Organizations need to embrace diversity in appearance by promoting an inclusive dress code and grooming policy. Employees are encouraged to express their individuality through their attire and grooming choices, without fear of discrimination or bias based on cultural or personal preferences. For additional information on this topic read, Culturally Inclusive Dress Codes: Challenging the Conventional Notion of “Professional” Image.

  1.  Learn and respect religious and ethnic customs and celebrations.

Inclusive organizations cultivate and encourage sensitivity to and awareness of different religious and ethnic holidays, customs, and traditions. Organizations should provide resources and accommodations to support employees when observing religious practices and participating in cultural celebrations. This may include flexible scheduling, religious accommodation policies, and professional development opportunities on cultural differences impacting the workplace.

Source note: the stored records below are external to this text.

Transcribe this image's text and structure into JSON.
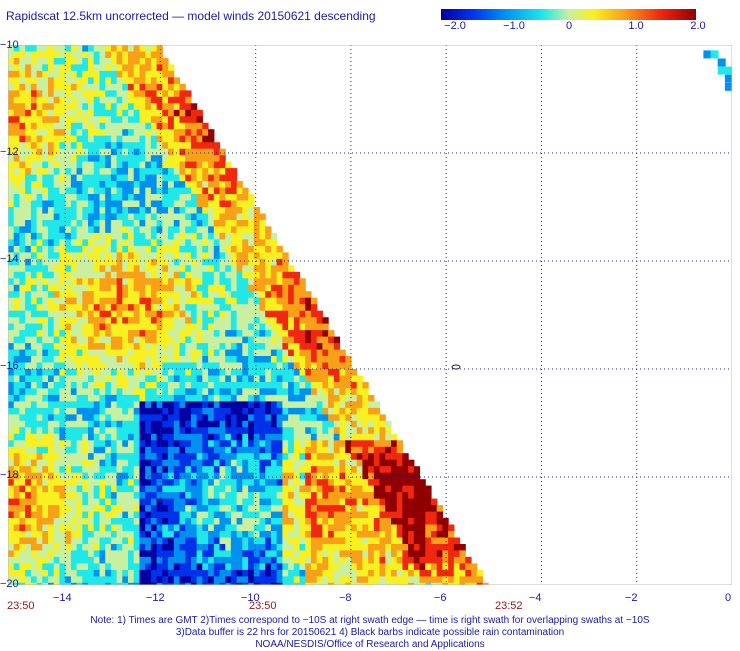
{
  "title": "Rapidscat 12.5km uncorrected — model winds 20150621 descending",
  "colorbar": {
    "ticks": [
      "−2.0",
      "−1.0",
      "0",
      "1.0",
      "2.0"
    ],
    "range": [
      -2.0,
      2.0
    ],
    "colors": [
      "#0000a0",
      "#0030e8",
      "#0090f0",
      "#20e8e8",
      "#c8f0a0",
      "#f8f020",
      "#f8a018",
      "#f02810",
      "#900000"
    ]
  },
  "chart_data": {
    "type": "heatmap",
    "x_ticks": [
      "−14",
      "−12",
      "−10",
      "−8",
      "−6",
      "−4",
      "−2",
      "0"
    ],
    "y_ticks": [
      "−10",
      "−12",
      "−14",
      "−16",
      "−18",
      "−20"
    ],
    "x_range": [
      -15.2,
      0
    ],
    "y_range": [
      -20,
      -10
    ],
    "grid": true,
    "value_range": [
      -2.0,
      2.0
    ],
    "swath_edge_longitude_at_lat": [
      [
        -10,
        -12.1
      ],
      [
        -20,
        -5.2
      ]
    ]
  },
  "time_labels": [
    "23:50",
    "23:50",
    "23:52"
  ],
  "notes": [
    "Note: 1) Times are GMT 2)Times correspond to −10S at right swath edge — time is right swath for overlapping swaths at −10S",
    "3)Data buffer is 22 hrs for 20150621 4) Black barbs indicate possible rain contamination",
    "NOAA/NESDIS/Office of Research and Applications"
  ]
}
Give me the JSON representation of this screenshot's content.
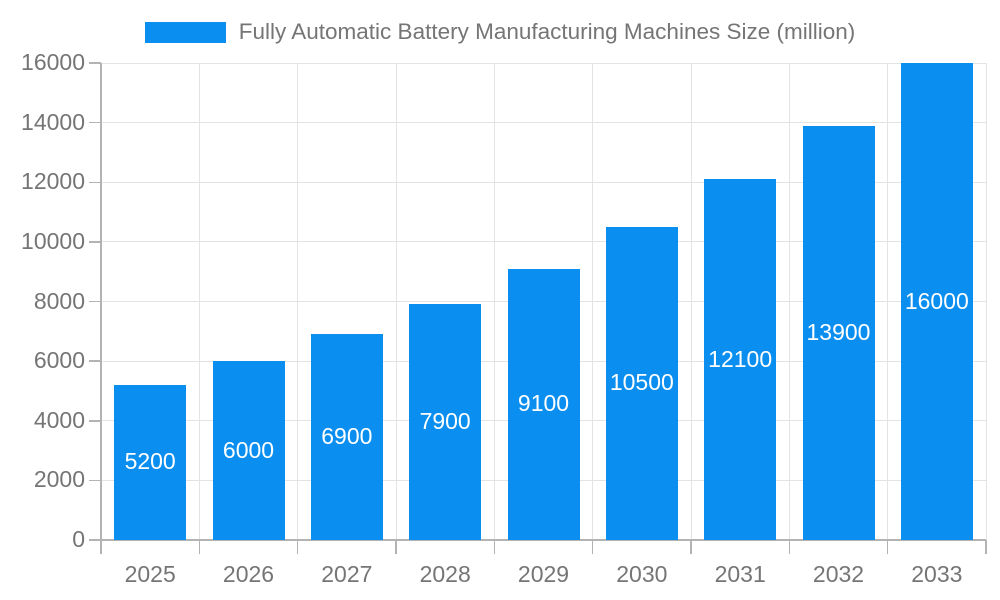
{
  "chart_data": {
    "type": "bar",
    "title": "Fully Automatic Battery Manufacturing Machines Size (million)",
    "legend_entries": [
      "Fully Automatic Battery Manufacturing Machines Size (million)"
    ],
    "legend_position": "top",
    "categories": [
      "2025",
      "2026",
      "2027",
      "2028",
      "2029",
      "2030",
      "2031",
      "2032",
      "2033"
    ],
    "values": [
      5200,
      6000,
      6900,
      7900,
      9100,
      10500,
      12100,
      13900,
      16000
    ],
    "xlabel": "",
    "ylabel": "",
    "ylim": [
      0,
      16000
    ],
    "ytick_step": 2000,
    "ytick_labels": [
      "0",
      "2000",
      "4000",
      "6000",
      "8000",
      "10000",
      "12000",
      "14000",
      "16000"
    ],
    "grid": true,
    "bar_color": "#0a8ff0",
    "bar_label_color": "#ffffff",
    "axis_text_color": "#757575",
    "gridline_color": "#e3e3e3",
    "axis_line_color": "#b3b3b3",
    "background_color": "#ffffff"
  }
}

  1.  Ensure inclusive food and refreshments selections.

Selection of food and refreshments at department-sponsored functions needs to take into account religious, dietary, and personal preferences. Organizations need to offer a diverse range of food options that cater to various cultural, religious, and dietary needs, ensuring that all employees feel included and respected during company events and gatherings.

  1.  Ensure flexibility for accommodating personal responsibilities.

Flexibility to accommodate personal responsibilities outside of work is an essential characteristic of an inclusive organization. Flexible work hours, remote work options, and paid parental leave are just a few examples. This flexibility would allow employees to balance their professional and personal commitments more effectively and in a way that would benefit both, employees, and the organization.

  1.  Demonstrate a commitment to social responsibility.

Today’s organizations need to actively support philanthropic causes of diverse groups by donating to and partnering with groups that address social justice issues, promote equity, and support marginalized communities. Companies can demonstrate their commitment to social responsibility by investing in initiatives that create positive social impact and address systemic inequities that are still in place. For example, organizations could support a literacy program in their district to get kids excited about reading while making books accessible for everyone.

  1.  Ensure there are trained dialogue facilitators to support employee development and address personal concerns or any issues that arise.

Organizations should invest in trained dialogue facilitators (or develop their own) to support employee development. These facilitators should be trained to provide a safe and supportive environment for employees to engage in constructive conversations about DEI+, navigate difficult situations, and seek resolution for any equity-related issues.


By implementing these practices and initiatives, organizations will be able to demonstrate their commitment to inclusion and create a workplace where all employees feel valued, respected, and empowered to contribute their unique perspectives and talents.

Organizations that are successful in creating truly inclusive environments deliberately move away from isolated training events. Instead, they promote regular and consistent discussions about DEI+, even if these conversations are difficult to navigate and are certain to provoke anxiety and discomfort. The ultimate goal should be long-term climate change in the organization.